1) A proteção constitucional da liberdade de imprensa se conjuga pelo binômio liberdade com responsabilidade, proibindo-se a censura prévia.

2) Cabem a análise e responsabilização posteriores, inclusive, com remoção de conteúdo, por informações comprovadamente injuriosas, difamantes, caluniosas ou mentirosas, o que também é suscetível de oportunizar danos materiais e morais.

3) Publicada entrevista em que o entrevistado impute falsamente crime a terceiro, a empresa jornalística só responde civilmente se à época da divulgação, havia indícios concretos da falsidade da imputação ou se deixou de guardar o dever de cuidado na checagem da veracidade dos fatos.

O ponto-problema floresce, para alguns, no momento em que se controverte se a conclusão do julgamento em realce não levaria a abusos e à autocensura. Exemplifica tal corrente o constitucionalista Lênio Streck, segundo quem o STF, ao definir a tese, quis "dar respostas antes das perguntas", acrescentando que "nenhum país do mundo faz esse tipo de norma em abstrato" e que "o Judiciário pensa que pode abranger todas as hipóteses de aplicação de uma lei", quando isso é humanamente irrealizável.
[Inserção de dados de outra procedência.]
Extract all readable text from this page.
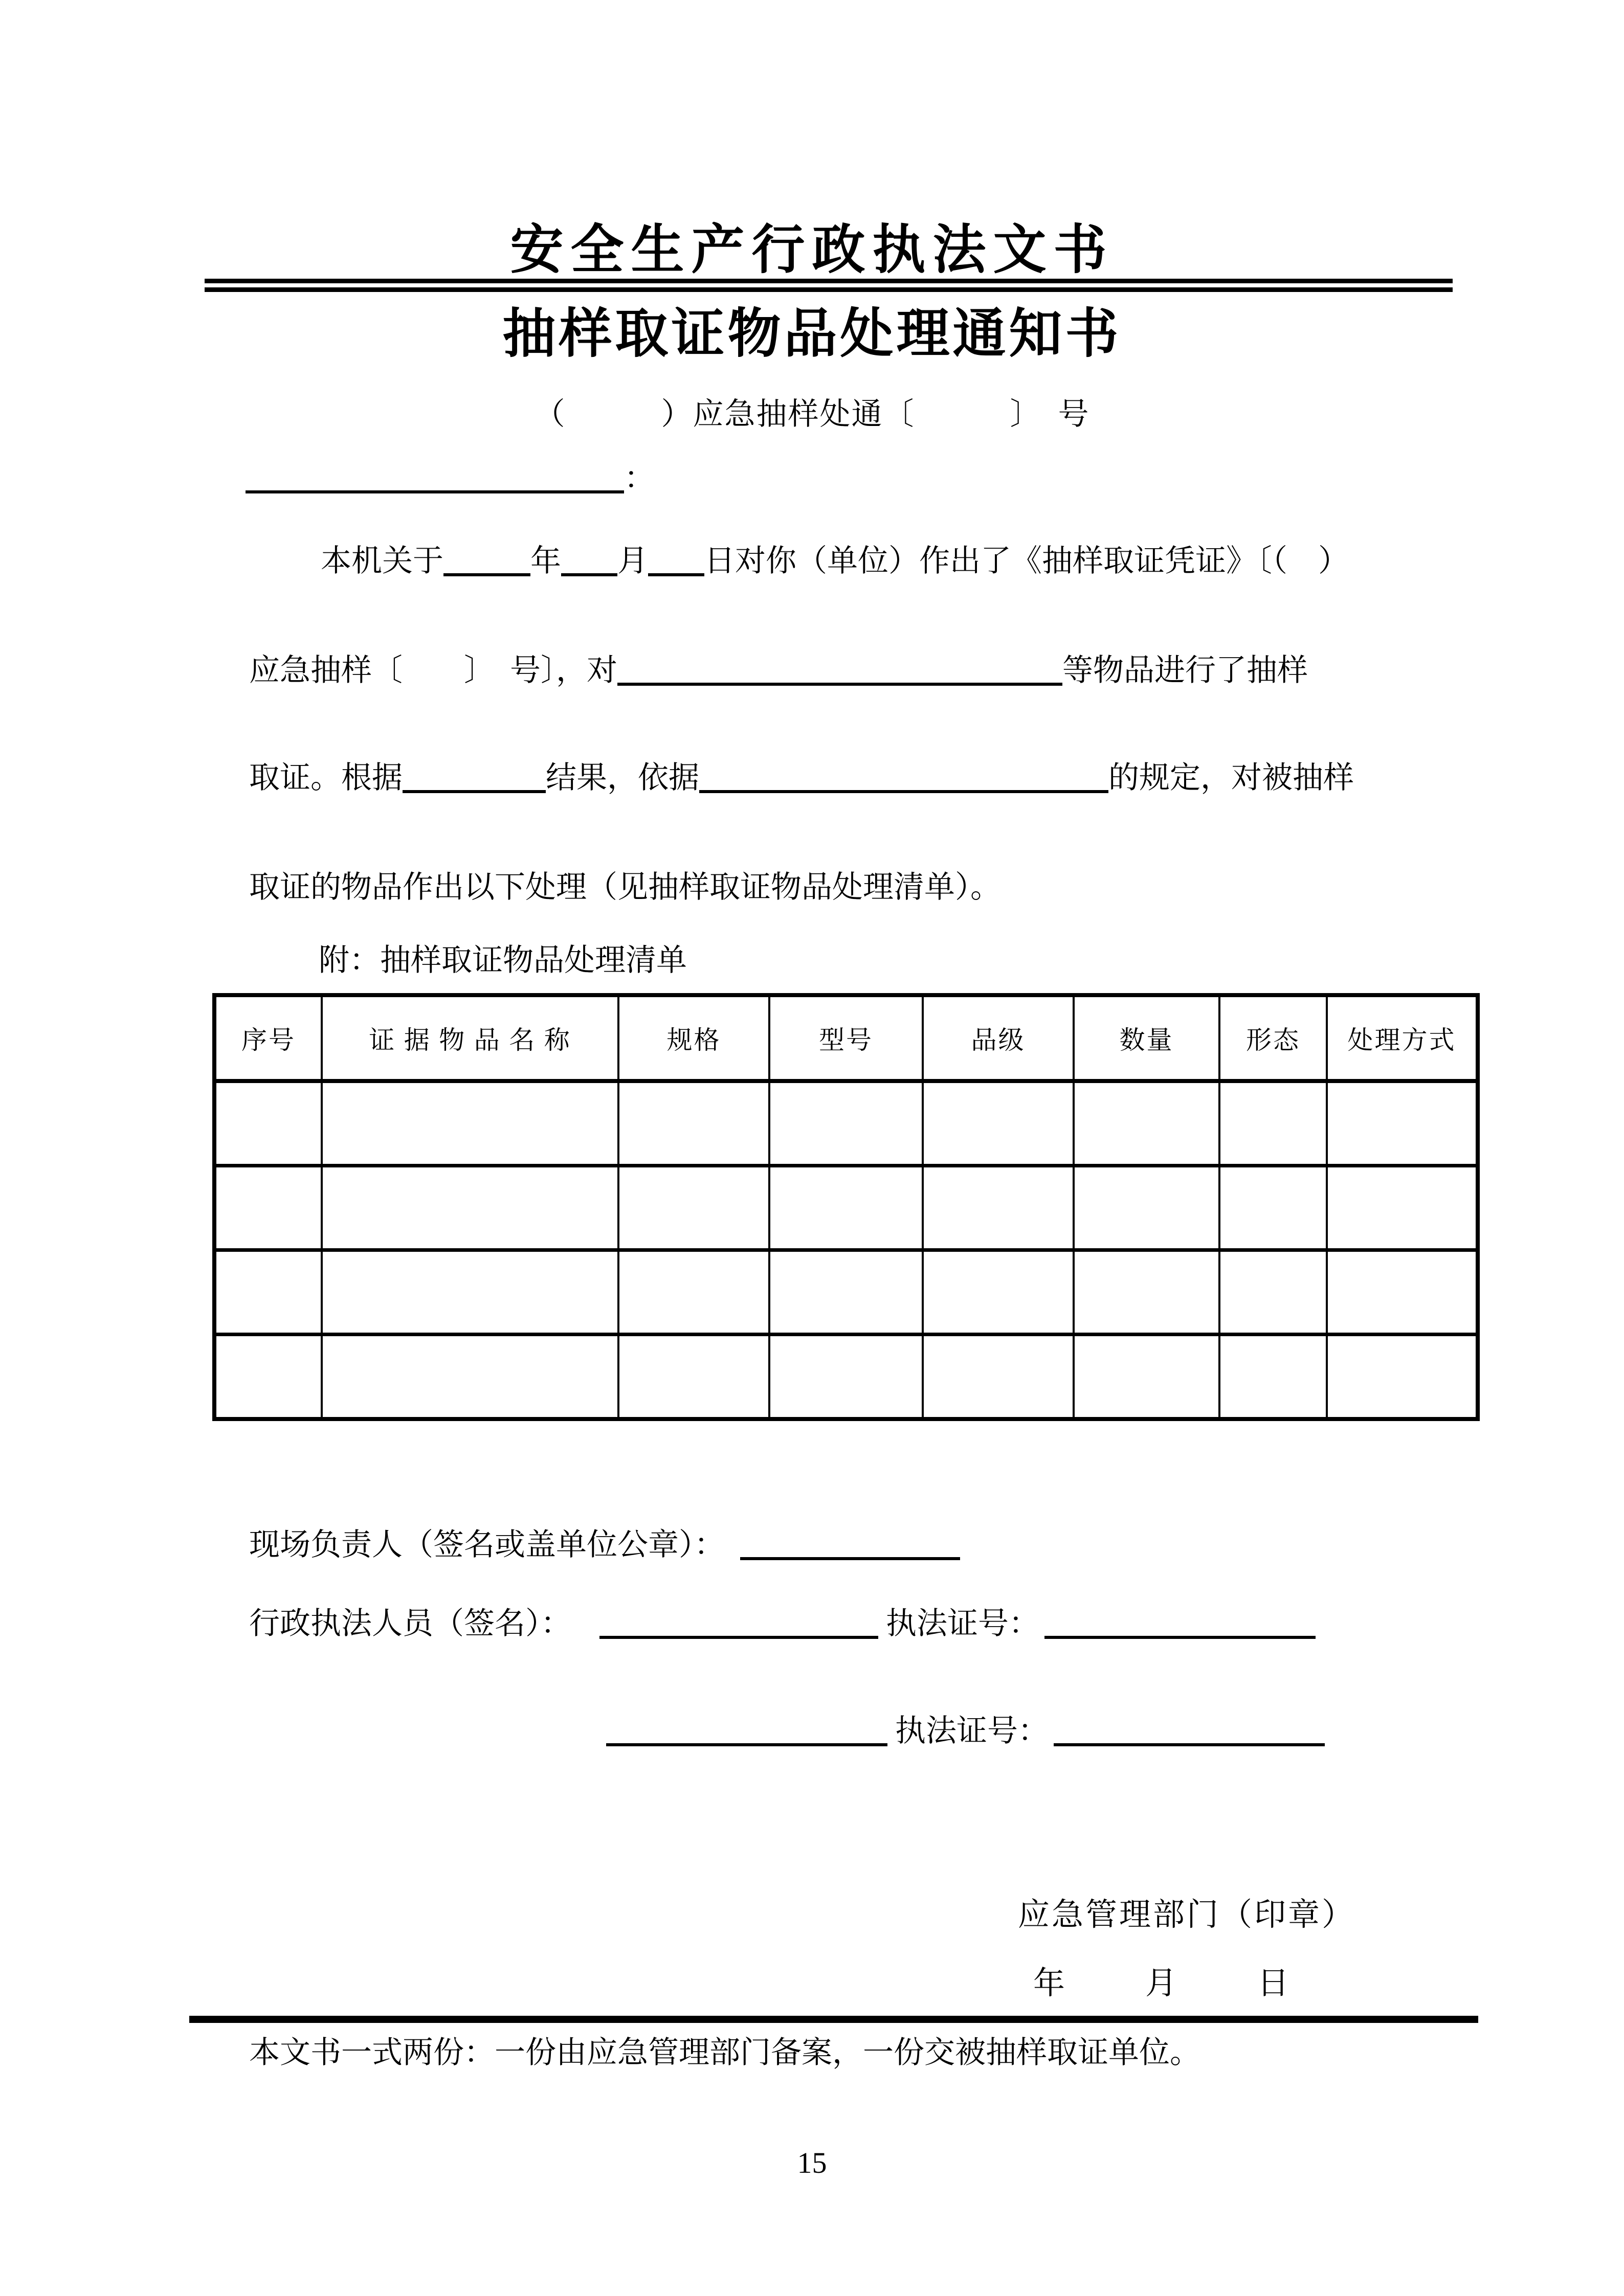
安全生产行政执法文书
抽样取证物品处理通知书
（　　　）应急抽样处通〔　　　〕　号
：
本机关于	年 月 日对你（单位）作出了《抽样取证凭证》〔（　）
应急抽样〔　　〕　号〕，对	等物品进行了抽样
取证。根据	结果，依据	的规定，对被抽样
取证的物品作出以下处理（见抽样取证物品处理清单）。
附：抽样取证物品处理清单
序号	证 据 物 品 名 称	规格	型号	品级	数量	形态	处理方式

现场负责人（签名或盖单位公章）：
行政执法人员（签名）：	执法证号：
执法证号：
应急管理部门（印章）
年	月	日
本文书一式两份：一份由应急管理部门备案，一份交被抽样取证单位。
15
Outros autores rotulam a tese de confusa, geradora de subjetivismos e sinônimo de insegurança jurídica.

Na mão oposta, não são poucos os que sustentam que, ao proteger o binômio liberdade/responsabilidade, o STF prestigiou a razoabilidade e o fez ao abraçar o pressuposto de que a publicação ou repercussão de conteúdo sabidamente falso ou errôneo deve alcançar as empresas jornalísticas, sob pena de impunidade.

A respeito, trecho de editorial de O Globo: "No momento em que a sociedade cobra das plataformas digitais que se responsabilizem pelos conteúdos que distribuem, ainda que não os produzam, os veículos tradicionais não poderiam se furtar à responsabilidade pelo que publicam. É isso que sempre caracterizou o jornalismo profissional e continuará a caracterizá-lo (...). A atividade jornalística pressupõe a busca incessante da verdade sobre os fatos, divulgados ao leitor ainda quentes, à medida que chegam ao conhecimento dos jornalistas, no calor da luta pela informação. Erros podem acontecer".

De fato, no que se relaciona com o jornalismo profissional, há princípios a serem seguidos religiosamente (objetividade, integridade, isenção etc). Nesse plano reflexivo, a presunção geral é simples: não se erra deliberadamente, mas por má-fé ou negligência grosseira. Dita cultura remonta à Justiça norte-americana com a sua doutrina da "actual malice" (correspondente ao nosso dolo), materializada no caso New York

Times versus Sullivan, do ano de 1964, ocasião em que a Suprema Corte estipulou, para que haja a condenação de veículo de mídia pelas informações que reproduz, a necessidade de provas do conhecimento prévio de que a notícia seja falsa ou então da negligência no dever ético de buscar a verdade factual ("reckless disregard of whether it was false or not").

Daí por que erros involuntários não têm como ser puníveis, sob pena de um efeito silenciador altamente negativo ("chilling effect"), o que não foi, nessa amplitude, a orientação do STF por aqui. Aliás, o próprio Presidente da Corte, Ministro Barroso, declarou: "A única restrição à liberdade de expressão é a atuação mal-intencionada de veicular informações falsas". Claro como a luz da Lua, parafraseando Lulu Santos.

Se há o que esclarecer no julgado (para alguns, p.ex., a questão de como ficam as entrevistas ao vivo), que se esclareça pelas vias adequadas. O certo é que não se reinstalou a censura no País, mas se reafirmou que, com grandes poderes (como os tem a mídia sobre as reputações), caminham equivalentes responsabilidades. Ninguém pode pretender-se imune a isso. O que não se tolera na Constituição é o automatismo responsabilizador ou as generalizações. E isso o Supremo não fez.